And the verdict is…

Oh!

I like rhubarb!

I removed the outer skin on the stalks, chopped them into 1″ pieces, sprinkled them liberally with sugar, and nuked them for 10 minutes. They made their own juice and the whole thing tastes like a happy marriage of apples and raspberries. Tart, but not too much, sweet, but just enough. Over good, thick vanilla yogurt it is absolutely divine.

Thankfully, I have two huge bowlfuls and plenty of yogurt!

Leafy Presents

The other day I noticed a note by the phone at work that look suspiciously like a Whitehorse shopping list. As an experiment, I penciled in ‘pineapple’ at the bottom of the list. When I came in to work last night, there was a pineapple waiting for me by the computer. Aw, they love me. 😀 (Pineapples are currently $7 in Dawson and nowhere near as pretty as the one I got from Whitehorse!)

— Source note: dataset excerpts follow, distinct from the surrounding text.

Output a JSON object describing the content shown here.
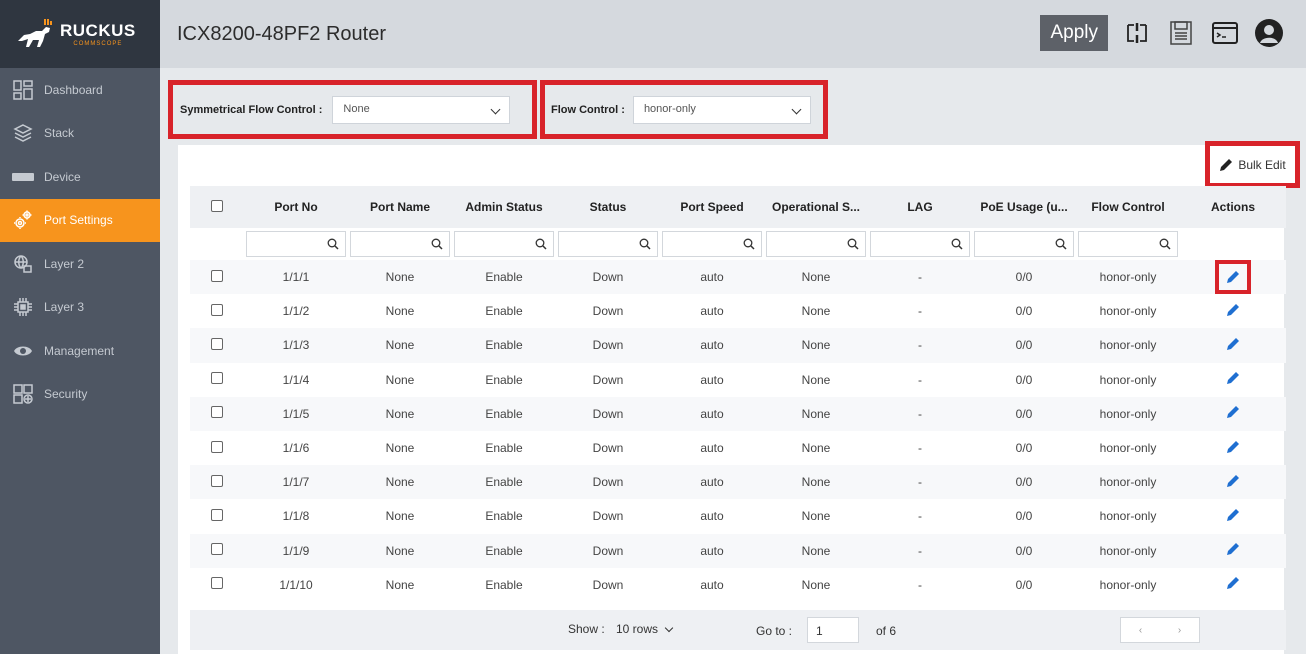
{
  "logo": {
    "brand": "RUCKUS",
    "sub": "COMMSCOPE"
  },
  "sidebar": {
    "items": [
      {
        "label": "Dashboard",
        "icon": "dashboard-icon"
      },
      {
        "label": "Stack",
        "icon": "stack-icon"
      },
      {
        "label": "Device",
        "icon": "device-icon"
      },
      {
        "label": "Port Settings",
        "icon": "gears-icon",
        "active": true
      },
      {
        "label": "Layer 2",
        "icon": "layer2-icon"
      },
      {
        "label": "Layer 3",
        "icon": "layer3-icon"
      },
      {
        "label": "Management",
        "icon": "eye-icon"
      },
      {
        "label": "Security",
        "icon": "security-icon"
      }
    ]
  },
  "header": {
    "title": "ICX8200-48PF2 Router",
    "apply_label": "Apply"
  },
  "filters": {
    "symmetrical_label": "Symmetrical Flow Control :",
    "symmetrical_value": "None",
    "flow_label": "Flow Control :",
    "flow_value": "honor-only"
  },
  "bulk_edit_label": "Bulk Edit",
  "table": {
    "columns": [
      "Port No",
      "Port Name",
      "Admin Status",
      "Status",
      "Port Speed",
      "Operational S...",
      "LAG",
      "PoE Usage (u...",
      "Flow Control",
      "Actions"
    ],
    "rows": [
      {
        "port": "1/1/1",
        "name": "None",
        "admin": "Enable",
        "status": "Down",
        "speed": "auto",
        "oper": "None",
        "lag": "-",
        "poe": "0/0",
        "flow": "honor-only"
      },
      {
        "port": "1/1/2",
        "name": "None",
        "admin": "Enable",
        "status": "Down",
        "speed": "auto",
        "oper": "None",
        "lag": "-",
        "poe": "0/0",
        "flow": "honor-only"
      },
      {
        "port": "1/1/3",
        "name": "None",
        "admin": "Enable",
        "status": "Down",
        "speed": "auto",
        "oper": "None",
        "lag": "-",
        "poe": "0/0",
        "flow": "honor-only"
      },
      {
        "port": "1/1/4",
        "name": "None",
        "admin": "Enable",
        "status": "Down",
        "speed": "auto",
        "oper": "None",
        "lag": "-",
        "poe": "0/0",
        "flow": "honor-only"
      },
      {
        "port": "1/1/5",
        "name": "None",
        "admin": "Enable",
        "status": "Down",
        "speed": "auto",
        "oper": "None",
        "lag": "-",
        "poe": "0/0",
        "flow": "honor-only"
      },
      {
        "port": "1/1/6",
        "name": "None",
        "admin": "Enable",
        "status": "Down",
        "speed": "auto",
        "oper": "None",
        "lag": "-",
        "poe": "0/0",
        "flow": "honor-only"
      },
      {
        "port": "1/1/7",
        "name": "None",
        "admin": "Enable",
        "status": "Down",
        "speed": "auto",
        "oper": "None",
        "lag": "-",
        "poe": "0/0",
        "flow": "honor-only"
      },
      {
        "port": "1/1/8",
        "name": "None",
        "admin": "Enable",
        "status": "Down",
        "speed": "auto",
        "oper": "None",
        "lag": "-",
        "poe": "0/0",
        "flow": "honor-only"
      },
      {
        "port": "1/1/9",
        "name": "None",
        "admin": "Enable",
        "status": "Down",
        "speed": "auto",
        "oper": "None",
        "lag": "-",
        "poe": "0/0",
        "flow": "honor-only"
      },
      {
        "port": "1/1/10",
        "name": "None",
        "admin": "Enable",
        "status": "Down",
        "speed": "auto",
        "oper": "None",
        "lag": "-",
        "poe": "0/0",
        "flow": "honor-only"
      }
    ]
  },
  "footer": {
    "show_label": "Show :",
    "rows_value": "10 rows",
    "goto_label": "Go to :",
    "page_value": "1",
    "of_label": "of  6",
    "prev": "‹",
    "next": "›"
  },
  "colors": {
    "accent": "#f7941d",
    "highlight": "#d8232a",
    "edit_icon": "#1f6fd1",
    "sidebar": "#4e5663"
  }
}
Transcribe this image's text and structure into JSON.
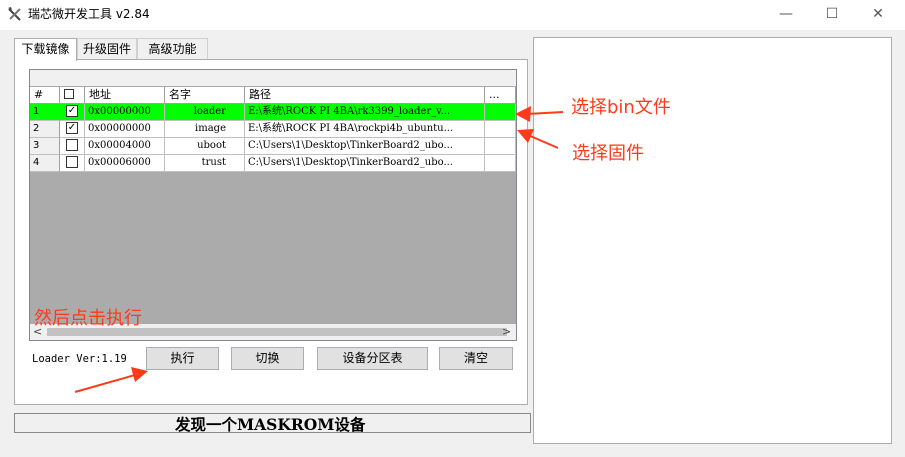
{
  "window": {
    "title": "瑞芯微开发工具 v2.84",
    "controls": {
      "minimize": "—",
      "maximize": "☐",
      "close": "✕"
    }
  },
  "tabs": [
    {
      "label": "下载镜像",
      "active": true
    },
    {
      "label": "升级固件",
      "active": false
    },
    {
      "label": "高级功能",
      "active": false
    }
  ],
  "grid": {
    "columns": [
      "#",
      "",
      "地址",
      "名字",
      "路径",
      "..."
    ],
    "rows": [
      {
        "num": "1",
        "checked": "✓",
        "address": "0x00000000",
        "name": "loader",
        "path": "E:\\系统\\ROCK PI 4BA\\rk3399_loader_v...",
        "extra": "",
        "selected": true
      },
      {
        "num": "2",
        "checked": "✓",
        "address": "0x00000000",
        "name": "image",
        "path": "E:\\系统\\ROCK PI 4BA\\rockpi4b_ubuntu...",
        "extra": "",
        "selected": false
      },
      {
        "num": "3",
        "checked": "",
        "address": "0x00004000",
        "name": "uboot",
        "path": "C:\\Users\\1\\Desktop\\TinkerBoard2_ubo...",
        "extra": "",
        "selected": false
      },
      {
        "num": "4",
        "checked": "",
        "address": "0x00006000",
        "name": "trust",
        "path": "C:\\Users\\1\\Desktop\\TinkerBoard2_ubo...",
        "extra": "",
        "selected": false
      }
    ],
    "scroll_left": "<",
    "scroll_right": ">"
  },
  "footer": {
    "loader_version": "Loader Ver:1.19",
    "buttons": {
      "execute": "执行",
      "switch": "切换",
      "partition_table": "设备分区表",
      "clear": "清空"
    }
  },
  "status": {
    "text": "发现一个MASKROM设备"
  },
  "annotations": {
    "select_bin": "选择bin文件",
    "select_firmware": "选择固件",
    "then_execute": "然后点击执行",
    "color": "#ff3a1a"
  },
  "colors": {
    "selected_row": "#00ff00",
    "button_face": "#e1e1e1",
    "window_bg": "#f0f0f0"
  }
}
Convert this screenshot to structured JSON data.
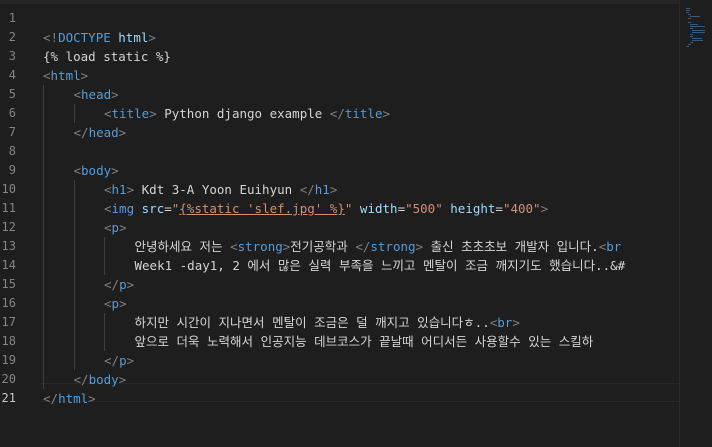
{
  "editor": {
    "active_line": "21",
    "lines": [
      {
        "num": "1",
        "indent": 0,
        "tokens": []
      },
      {
        "num": "2",
        "indent": 0,
        "tokens": [
          {
            "k": "bracket",
            "v": "<!"
          },
          {
            "k": "tag",
            "v": "DOCTYPE"
          },
          {
            "k": "text",
            "v": " "
          },
          {
            "k": "attr",
            "v": "html"
          },
          {
            "k": "bracket",
            "v": ">"
          }
        ]
      },
      {
        "num": "3",
        "indent": 0,
        "tokens": [
          {
            "k": "tpl",
            "v": "{% load static %}"
          }
        ]
      },
      {
        "num": "4",
        "indent": 0,
        "tokens": [
          {
            "k": "bracket",
            "v": "<"
          },
          {
            "k": "tag",
            "v": "html"
          },
          {
            "k": "bracket",
            "v": ">"
          }
        ]
      },
      {
        "num": "5",
        "indent": 1,
        "tokens": [
          {
            "k": "bracket",
            "v": "<"
          },
          {
            "k": "tag",
            "v": "head"
          },
          {
            "k": "bracket",
            "v": ">"
          }
        ]
      },
      {
        "num": "6",
        "indent": 2,
        "tokens": [
          {
            "k": "bracket",
            "v": "<"
          },
          {
            "k": "tag",
            "v": "title"
          },
          {
            "k": "bracket",
            "v": ">"
          },
          {
            "k": "text",
            "v": " Python django example "
          },
          {
            "k": "bracket",
            "v": "</"
          },
          {
            "k": "tag",
            "v": "title"
          },
          {
            "k": "bracket",
            "v": ">"
          }
        ]
      },
      {
        "num": "7",
        "indent": 1,
        "tokens": [
          {
            "k": "bracket",
            "v": "</"
          },
          {
            "k": "tag",
            "v": "head"
          },
          {
            "k": "bracket",
            "v": ">"
          }
        ]
      },
      {
        "num": "8",
        "indent": 1,
        "tokens": []
      },
      {
        "num": "9",
        "indent": 1,
        "tokens": [
          {
            "k": "bracket",
            "v": "<"
          },
          {
            "k": "tag",
            "v": "body"
          },
          {
            "k": "bracket",
            "v": ">"
          }
        ]
      },
      {
        "num": "10",
        "indent": 2,
        "tokens": [
          {
            "k": "bracket",
            "v": "<"
          },
          {
            "k": "tag",
            "v": "h1"
          },
          {
            "k": "bracket",
            "v": ">"
          },
          {
            "k": "text",
            "v": " Kdt 3-A Yoon Euihyun "
          },
          {
            "k": "bracket",
            "v": "</"
          },
          {
            "k": "tag",
            "v": "h1"
          },
          {
            "k": "bracket",
            "v": ">"
          }
        ]
      },
      {
        "num": "11",
        "indent": 2,
        "tokens": [
          {
            "k": "bracket",
            "v": "<"
          },
          {
            "k": "tag",
            "v": "img"
          },
          {
            "k": "text",
            "v": " "
          },
          {
            "k": "attr",
            "v": "src"
          },
          {
            "k": "text",
            "v": "="
          },
          {
            "k": "str",
            "v": "\""
          },
          {
            "k": "str-und",
            "v": "{%static 'slef.jpg' %}"
          },
          {
            "k": "str",
            "v": "\""
          },
          {
            "k": "text",
            "v": " "
          },
          {
            "k": "attr",
            "v": "width"
          },
          {
            "k": "text",
            "v": "="
          },
          {
            "k": "str",
            "v": "\"500\""
          },
          {
            "k": "text",
            "v": " "
          },
          {
            "k": "attr",
            "v": "height"
          },
          {
            "k": "text",
            "v": "="
          },
          {
            "k": "str",
            "v": "\"400\""
          },
          {
            "k": "bracket",
            "v": ">"
          }
        ]
      },
      {
        "num": "12",
        "indent": 2,
        "tokens": [
          {
            "k": "bracket",
            "v": "<"
          },
          {
            "k": "tag",
            "v": "p"
          },
          {
            "k": "bracket",
            "v": ">"
          }
        ]
      },
      {
        "num": "13",
        "indent": 3,
        "tokens": [
          {
            "k": "text",
            "v": "안녕하세요 저는 "
          },
          {
            "k": "bracket",
            "v": "<"
          },
          {
            "k": "tag",
            "v": "strong"
          },
          {
            "k": "bracket",
            "v": ">"
          },
          {
            "k": "text",
            "v": "전기공학과 "
          },
          {
            "k": "bracket",
            "v": "</"
          },
          {
            "k": "tag",
            "v": "strong"
          },
          {
            "k": "bracket",
            "v": ">"
          },
          {
            "k": "text",
            "v": " 출신 초초초보 개발자 입니다."
          },
          {
            "k": "bracket",
            "v": "<"
          },
          {
            "k": "tag",
            "v": "br"
          }
        ]
      },
      {
        "num": "14",
        "indent": 3,
        "tokens": [
          {
            "k": "text",
            "v": "Week1 -day1, 2 에서 많은 실력 부족을 느끼고 멘탈이 조금 깨지기도 했습니다..&#"
          }
        ]
      },
      {
        "num": "15",
        "indent": 2,
        "tokens": [
          {
            "k": "bracket",
            "v": "</"
          },
          {
            "k": "tag",
            "v": "p"
          },
          {
            "k": "bracket",
            "v": ">"
          }
        ]
      },
      {
        "num": "16",
        "indent": 2,
        "tokens": [
          {
            "k": "bracket",
            "v": "<"
          },
          {
            "k": "tag",
            "v": "p"
          },
          {
            "k": "bracket",
            "v": ">"
          }
        ]
      },
      {
        "num": "17",
        "indent": 3,
        "tokens": [
          {
            "k": "text",
            "v": "하지만 시간이 지나면서 멘탈이 조금은 덜 깨지고 있습니다ㅎ.."
          },
          {
            "k": "bracket",
            "v": "<"
          },
          {
            "k": "tag",
            "v": "br"
          },
          {
            "k": "bracket",
            "v": ">"
          }
        ]
      },
      {
        "num": "18",
        "indent": 3,
        "tokens": [
          {
            "k": "text",
            "v": "앞으로 더욱 노력해서 인공지능 데브코스가 끝날때 어디서든 사용할수 있는 스킬하"
          }
        ]
      },
      {
        "num": "19",
        "indent": 2,
        "tokens": [
          {
            "k": "bracket",
            "v": "</"
          },
          {
            "k": "tag",
            "v": "p"
          },
          {
            "k": "bracket",
            "v": ">"
          }
        ]
      },
      {
        "num": "20",
        "indent": 1,
        "tokens": [
          {
            "k": "bracket",
            "v": "</"
          },
          {
            "k": "tag",
            "v": "body"
          },
          {
            "k": "bracket",
            "v": ">"
          }
        ]
      },
      {
        "num": "21",
        "indent": 0,
        "tokens": [
          {
            "k": "bracket",
            "v": "</"
          },
          {
            "k": "tag",
            "v": "html"
          },
          {
            "k": "bracket",
            "v": ">"
          }
        ]
      }
    ]
  },
  "colors": {
    "background": "#1e1e1e",
    "tag": "#569cd6",
    "attribute": "#9cdcfe",
    "string": "#ce9178",
    "bracket": "#808080",
    "text": "#d4d4d4",
    "line_number": "#858585"
  }
}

Today, some customers offered me rhubarb. I accepted, imagining that they’d hand me a couple of stalks. Instead, I was the recipient of a ginormous pile of the stuff that I’m told was twice that size before other people helped themselves to it! I don’t have much experience in cooking up rhubarb other than as a filler in pie or muffins, so I think I’ll just stew up the whole lot with some apple and make a compote to serve over yoghurt or granola. I’m sure it’ll freeze well. Rhubarb is one of those things that I don’t think about until it’s in front of me. I don’t even know if I like it or just tolerate it or what. I’ll have an answer to that in about an hour, once I’m done peeling and chopping the suckers!